I have a Starbucks in Cincinnati, Oh That needs plowed you bid you deal with it. Let me know if you can work this into your route. It is on Columbia Pkwy down by the Pricenct.
PM with your interested.:waving:


----------



## WALKERS (Nov 1, 2006)

Bump to the top


----------



## JeepCreepn01 (Oct 31, 2005)

nice easy starbucks there, i work by there alot, take someone maybe 20-30min, oh and some nice looking ladies go in there


----------



## Cooknpeplawn (Nov 29, 2007)

*We want starbucks!*

Hey there,
We are interested in the Starbucks. Would it need priority service or not? Salt or just clearing? Please call me tomorrow and I will give you a price. Also, do they want us to clear the sidewalks? Let me know!

Gabriel I Peppers
513-616-3024

www.cooknpepperslawnscapes.com

[email protected]


----------



## WALKERS (Nov 1, 2006)

I will get the details for you. I will call you.:salute:


----------



## Cooknpeplawn (Nov 29, 2007)

I am the owner of Cook'n Peppers Lawnscapes, LLC. If I dont answer tomorrow when you call, just leave a message and I will call you right back. Thanks!!

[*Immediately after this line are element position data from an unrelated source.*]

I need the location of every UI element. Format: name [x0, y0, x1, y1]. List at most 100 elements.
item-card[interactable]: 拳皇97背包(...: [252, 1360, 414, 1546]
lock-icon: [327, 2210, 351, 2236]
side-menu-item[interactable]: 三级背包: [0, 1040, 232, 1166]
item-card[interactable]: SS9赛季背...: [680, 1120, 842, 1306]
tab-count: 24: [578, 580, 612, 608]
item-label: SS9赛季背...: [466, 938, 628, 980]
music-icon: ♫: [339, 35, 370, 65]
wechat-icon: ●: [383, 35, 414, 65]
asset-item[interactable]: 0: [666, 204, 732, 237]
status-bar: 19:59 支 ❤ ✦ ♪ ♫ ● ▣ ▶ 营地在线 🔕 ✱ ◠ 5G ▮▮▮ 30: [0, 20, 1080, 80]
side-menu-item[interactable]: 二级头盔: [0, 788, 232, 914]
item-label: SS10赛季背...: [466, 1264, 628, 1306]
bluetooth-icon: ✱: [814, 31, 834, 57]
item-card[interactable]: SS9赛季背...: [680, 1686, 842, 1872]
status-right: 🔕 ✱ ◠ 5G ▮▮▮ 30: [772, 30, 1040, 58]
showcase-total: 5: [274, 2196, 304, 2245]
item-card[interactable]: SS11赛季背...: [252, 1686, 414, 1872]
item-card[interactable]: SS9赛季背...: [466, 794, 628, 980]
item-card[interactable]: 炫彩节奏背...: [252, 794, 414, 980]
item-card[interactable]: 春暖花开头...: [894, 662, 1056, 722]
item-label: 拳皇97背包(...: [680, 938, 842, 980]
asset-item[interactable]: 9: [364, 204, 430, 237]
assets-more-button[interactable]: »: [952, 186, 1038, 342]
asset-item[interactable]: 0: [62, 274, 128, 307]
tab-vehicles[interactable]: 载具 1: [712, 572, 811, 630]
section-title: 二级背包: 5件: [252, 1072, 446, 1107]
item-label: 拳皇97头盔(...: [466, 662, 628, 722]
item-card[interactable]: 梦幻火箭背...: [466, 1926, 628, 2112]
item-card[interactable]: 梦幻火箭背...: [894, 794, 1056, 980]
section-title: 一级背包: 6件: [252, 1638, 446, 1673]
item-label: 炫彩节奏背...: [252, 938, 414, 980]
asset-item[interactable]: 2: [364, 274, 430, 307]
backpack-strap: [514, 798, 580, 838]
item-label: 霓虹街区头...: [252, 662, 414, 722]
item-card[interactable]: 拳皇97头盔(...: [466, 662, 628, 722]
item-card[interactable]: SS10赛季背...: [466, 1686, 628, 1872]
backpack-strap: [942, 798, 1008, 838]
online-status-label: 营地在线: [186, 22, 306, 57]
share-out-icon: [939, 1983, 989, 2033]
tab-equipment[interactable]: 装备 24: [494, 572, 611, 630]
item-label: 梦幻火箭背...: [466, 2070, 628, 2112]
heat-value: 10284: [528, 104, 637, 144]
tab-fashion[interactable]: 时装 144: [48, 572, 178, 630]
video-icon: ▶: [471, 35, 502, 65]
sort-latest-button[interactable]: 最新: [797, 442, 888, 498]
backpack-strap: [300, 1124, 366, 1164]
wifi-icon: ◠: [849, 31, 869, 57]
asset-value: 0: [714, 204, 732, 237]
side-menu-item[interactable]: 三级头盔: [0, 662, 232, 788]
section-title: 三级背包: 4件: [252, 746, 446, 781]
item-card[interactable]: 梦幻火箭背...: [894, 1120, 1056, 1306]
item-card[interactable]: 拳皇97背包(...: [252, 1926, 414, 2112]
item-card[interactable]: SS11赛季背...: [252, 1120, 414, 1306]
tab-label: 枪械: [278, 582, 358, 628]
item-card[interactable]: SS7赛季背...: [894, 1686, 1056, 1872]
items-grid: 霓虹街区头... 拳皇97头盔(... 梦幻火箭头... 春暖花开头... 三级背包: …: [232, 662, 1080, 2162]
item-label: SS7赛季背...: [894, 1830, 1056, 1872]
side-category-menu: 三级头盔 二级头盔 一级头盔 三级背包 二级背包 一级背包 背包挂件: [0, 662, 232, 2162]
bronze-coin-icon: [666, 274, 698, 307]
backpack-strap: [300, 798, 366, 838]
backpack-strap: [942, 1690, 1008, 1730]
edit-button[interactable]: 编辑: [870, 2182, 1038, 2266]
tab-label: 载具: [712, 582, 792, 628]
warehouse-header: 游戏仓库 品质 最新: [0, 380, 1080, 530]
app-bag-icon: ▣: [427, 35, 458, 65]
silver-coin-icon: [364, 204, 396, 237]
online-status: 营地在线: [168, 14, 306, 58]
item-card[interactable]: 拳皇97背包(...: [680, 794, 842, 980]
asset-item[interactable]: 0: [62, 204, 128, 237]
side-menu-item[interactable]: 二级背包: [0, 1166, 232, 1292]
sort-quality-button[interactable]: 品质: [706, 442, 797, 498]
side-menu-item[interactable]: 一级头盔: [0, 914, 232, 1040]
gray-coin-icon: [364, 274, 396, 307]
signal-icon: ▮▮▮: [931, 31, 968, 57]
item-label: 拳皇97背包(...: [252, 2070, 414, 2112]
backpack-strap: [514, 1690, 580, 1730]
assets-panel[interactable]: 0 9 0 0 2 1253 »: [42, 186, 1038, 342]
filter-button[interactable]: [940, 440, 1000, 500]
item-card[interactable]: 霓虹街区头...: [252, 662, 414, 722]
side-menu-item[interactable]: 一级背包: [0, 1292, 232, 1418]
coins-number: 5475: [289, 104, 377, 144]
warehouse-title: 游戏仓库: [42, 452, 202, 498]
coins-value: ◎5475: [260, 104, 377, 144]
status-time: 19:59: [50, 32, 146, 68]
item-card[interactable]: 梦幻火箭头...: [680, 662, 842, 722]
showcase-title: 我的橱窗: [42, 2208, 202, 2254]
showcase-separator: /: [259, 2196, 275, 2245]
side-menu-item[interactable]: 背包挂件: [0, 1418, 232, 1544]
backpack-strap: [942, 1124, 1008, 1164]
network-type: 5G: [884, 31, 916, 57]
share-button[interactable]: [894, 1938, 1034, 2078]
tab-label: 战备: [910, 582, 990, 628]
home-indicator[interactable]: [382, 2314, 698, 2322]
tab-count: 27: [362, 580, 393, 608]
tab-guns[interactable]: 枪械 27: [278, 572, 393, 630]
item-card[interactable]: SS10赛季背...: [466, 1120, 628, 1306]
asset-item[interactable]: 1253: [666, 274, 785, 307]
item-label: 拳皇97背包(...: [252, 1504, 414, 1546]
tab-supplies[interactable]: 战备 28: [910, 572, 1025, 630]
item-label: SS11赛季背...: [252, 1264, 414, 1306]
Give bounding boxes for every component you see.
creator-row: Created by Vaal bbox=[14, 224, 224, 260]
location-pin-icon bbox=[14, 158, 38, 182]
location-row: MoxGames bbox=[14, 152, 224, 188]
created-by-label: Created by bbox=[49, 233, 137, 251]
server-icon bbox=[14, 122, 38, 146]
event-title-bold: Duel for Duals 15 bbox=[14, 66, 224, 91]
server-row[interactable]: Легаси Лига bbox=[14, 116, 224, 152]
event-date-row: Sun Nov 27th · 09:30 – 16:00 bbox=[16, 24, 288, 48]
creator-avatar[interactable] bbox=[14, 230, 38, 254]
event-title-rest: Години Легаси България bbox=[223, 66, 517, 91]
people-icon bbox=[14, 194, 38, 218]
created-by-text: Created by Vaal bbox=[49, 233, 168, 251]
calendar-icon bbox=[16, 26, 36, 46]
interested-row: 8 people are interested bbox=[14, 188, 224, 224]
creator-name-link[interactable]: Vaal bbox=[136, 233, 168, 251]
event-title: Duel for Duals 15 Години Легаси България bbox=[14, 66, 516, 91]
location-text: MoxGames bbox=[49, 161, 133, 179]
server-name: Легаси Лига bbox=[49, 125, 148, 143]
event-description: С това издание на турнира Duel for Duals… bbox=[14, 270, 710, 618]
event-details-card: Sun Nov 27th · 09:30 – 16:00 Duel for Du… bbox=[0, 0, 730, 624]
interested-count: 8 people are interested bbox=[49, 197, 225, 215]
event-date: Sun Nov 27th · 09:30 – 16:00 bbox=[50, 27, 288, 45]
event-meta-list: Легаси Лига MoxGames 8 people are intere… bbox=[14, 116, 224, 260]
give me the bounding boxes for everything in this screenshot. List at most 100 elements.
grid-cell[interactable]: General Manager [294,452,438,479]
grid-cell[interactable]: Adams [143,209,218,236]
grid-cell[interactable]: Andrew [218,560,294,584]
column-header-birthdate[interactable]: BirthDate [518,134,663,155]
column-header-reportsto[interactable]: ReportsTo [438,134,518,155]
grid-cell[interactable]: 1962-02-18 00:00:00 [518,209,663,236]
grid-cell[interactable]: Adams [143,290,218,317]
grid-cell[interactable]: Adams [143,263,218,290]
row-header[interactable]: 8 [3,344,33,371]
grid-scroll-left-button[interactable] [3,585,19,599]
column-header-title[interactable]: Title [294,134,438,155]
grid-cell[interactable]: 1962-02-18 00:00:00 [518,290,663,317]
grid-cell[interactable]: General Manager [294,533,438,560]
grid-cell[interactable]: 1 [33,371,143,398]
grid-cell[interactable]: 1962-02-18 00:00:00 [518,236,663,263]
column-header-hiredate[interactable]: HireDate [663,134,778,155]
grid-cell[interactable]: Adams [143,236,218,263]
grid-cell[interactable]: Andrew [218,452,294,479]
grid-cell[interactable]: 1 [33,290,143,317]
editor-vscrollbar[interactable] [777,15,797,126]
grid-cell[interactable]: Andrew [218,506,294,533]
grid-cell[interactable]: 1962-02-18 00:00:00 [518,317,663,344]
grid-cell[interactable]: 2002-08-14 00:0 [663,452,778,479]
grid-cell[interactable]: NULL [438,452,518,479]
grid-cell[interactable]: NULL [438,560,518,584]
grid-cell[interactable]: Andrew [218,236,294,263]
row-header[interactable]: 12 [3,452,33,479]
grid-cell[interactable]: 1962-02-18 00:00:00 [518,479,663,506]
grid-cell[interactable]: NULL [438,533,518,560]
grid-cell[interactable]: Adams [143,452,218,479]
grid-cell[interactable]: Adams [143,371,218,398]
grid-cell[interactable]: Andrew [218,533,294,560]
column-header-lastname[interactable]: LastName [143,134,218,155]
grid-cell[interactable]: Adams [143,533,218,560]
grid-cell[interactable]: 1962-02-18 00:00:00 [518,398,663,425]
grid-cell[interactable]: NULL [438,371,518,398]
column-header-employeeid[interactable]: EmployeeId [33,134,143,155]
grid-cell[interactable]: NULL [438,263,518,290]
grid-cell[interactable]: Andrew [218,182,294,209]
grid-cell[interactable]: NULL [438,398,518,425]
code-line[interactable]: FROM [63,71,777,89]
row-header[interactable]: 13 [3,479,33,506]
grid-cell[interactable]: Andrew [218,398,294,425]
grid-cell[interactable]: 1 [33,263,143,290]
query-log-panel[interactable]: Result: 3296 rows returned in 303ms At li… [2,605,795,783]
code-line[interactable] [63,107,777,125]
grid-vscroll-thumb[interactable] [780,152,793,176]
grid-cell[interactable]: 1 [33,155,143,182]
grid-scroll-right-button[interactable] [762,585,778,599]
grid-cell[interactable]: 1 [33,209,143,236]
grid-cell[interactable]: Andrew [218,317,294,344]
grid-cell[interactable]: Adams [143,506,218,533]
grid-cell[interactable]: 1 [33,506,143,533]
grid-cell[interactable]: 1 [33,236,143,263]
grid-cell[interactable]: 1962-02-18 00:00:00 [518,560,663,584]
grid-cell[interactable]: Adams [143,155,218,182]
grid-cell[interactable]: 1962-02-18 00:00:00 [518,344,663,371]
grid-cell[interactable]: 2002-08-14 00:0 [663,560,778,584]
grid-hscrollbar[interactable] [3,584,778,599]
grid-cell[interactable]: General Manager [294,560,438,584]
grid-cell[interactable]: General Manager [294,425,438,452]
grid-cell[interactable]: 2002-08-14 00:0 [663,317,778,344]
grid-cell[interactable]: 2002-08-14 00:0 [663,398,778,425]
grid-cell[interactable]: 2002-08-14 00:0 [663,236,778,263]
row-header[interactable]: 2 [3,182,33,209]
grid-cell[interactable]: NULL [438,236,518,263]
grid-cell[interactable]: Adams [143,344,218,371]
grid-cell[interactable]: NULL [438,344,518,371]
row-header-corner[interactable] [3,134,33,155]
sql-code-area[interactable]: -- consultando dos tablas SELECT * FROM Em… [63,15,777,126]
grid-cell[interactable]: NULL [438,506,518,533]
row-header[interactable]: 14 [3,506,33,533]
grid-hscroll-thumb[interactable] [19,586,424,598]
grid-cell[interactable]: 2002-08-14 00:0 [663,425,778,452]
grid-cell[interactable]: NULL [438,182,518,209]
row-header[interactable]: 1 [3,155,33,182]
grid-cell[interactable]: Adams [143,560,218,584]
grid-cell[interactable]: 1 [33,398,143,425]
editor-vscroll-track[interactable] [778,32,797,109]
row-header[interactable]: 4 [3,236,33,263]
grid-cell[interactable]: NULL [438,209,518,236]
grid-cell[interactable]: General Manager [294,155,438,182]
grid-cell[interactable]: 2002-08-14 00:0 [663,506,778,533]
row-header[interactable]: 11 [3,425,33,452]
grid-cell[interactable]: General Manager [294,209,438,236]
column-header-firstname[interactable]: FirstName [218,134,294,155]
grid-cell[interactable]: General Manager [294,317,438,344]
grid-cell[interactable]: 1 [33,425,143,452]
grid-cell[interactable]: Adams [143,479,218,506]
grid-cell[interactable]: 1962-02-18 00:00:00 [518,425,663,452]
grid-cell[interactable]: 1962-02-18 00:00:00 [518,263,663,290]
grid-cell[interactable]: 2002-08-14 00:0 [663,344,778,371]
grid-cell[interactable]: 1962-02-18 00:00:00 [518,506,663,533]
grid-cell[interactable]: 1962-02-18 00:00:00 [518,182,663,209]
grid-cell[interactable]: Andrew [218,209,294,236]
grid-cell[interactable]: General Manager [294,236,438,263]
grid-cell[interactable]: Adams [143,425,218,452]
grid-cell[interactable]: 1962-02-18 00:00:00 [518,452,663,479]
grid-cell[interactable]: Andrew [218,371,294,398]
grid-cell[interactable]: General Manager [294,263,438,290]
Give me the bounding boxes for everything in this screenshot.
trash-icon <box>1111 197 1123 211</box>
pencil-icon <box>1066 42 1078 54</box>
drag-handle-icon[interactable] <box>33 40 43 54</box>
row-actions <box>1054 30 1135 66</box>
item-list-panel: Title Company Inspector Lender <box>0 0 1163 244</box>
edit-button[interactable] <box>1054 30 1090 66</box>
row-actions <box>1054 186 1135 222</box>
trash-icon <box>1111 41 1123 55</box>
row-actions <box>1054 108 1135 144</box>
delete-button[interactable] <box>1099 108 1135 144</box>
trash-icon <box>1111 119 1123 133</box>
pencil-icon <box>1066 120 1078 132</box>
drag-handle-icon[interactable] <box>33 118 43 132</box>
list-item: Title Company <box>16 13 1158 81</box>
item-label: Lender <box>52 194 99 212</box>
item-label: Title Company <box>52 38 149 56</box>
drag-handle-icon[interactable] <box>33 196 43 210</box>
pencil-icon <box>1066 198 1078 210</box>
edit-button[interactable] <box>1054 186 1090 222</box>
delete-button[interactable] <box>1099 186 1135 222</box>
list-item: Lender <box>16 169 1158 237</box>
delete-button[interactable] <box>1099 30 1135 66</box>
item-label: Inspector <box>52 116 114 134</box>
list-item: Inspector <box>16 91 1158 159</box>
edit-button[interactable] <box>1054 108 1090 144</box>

Do you have any other places that you need snow removal at? 

We can still handle quite a few more accounts.


----------



## WALKERS (Nov 1, 2006)

Gabriel
What kind of equipment and number of helpers do you have? Greg will be callling you. You can also PM the info as well. Instead of talking back and forth one here.


----------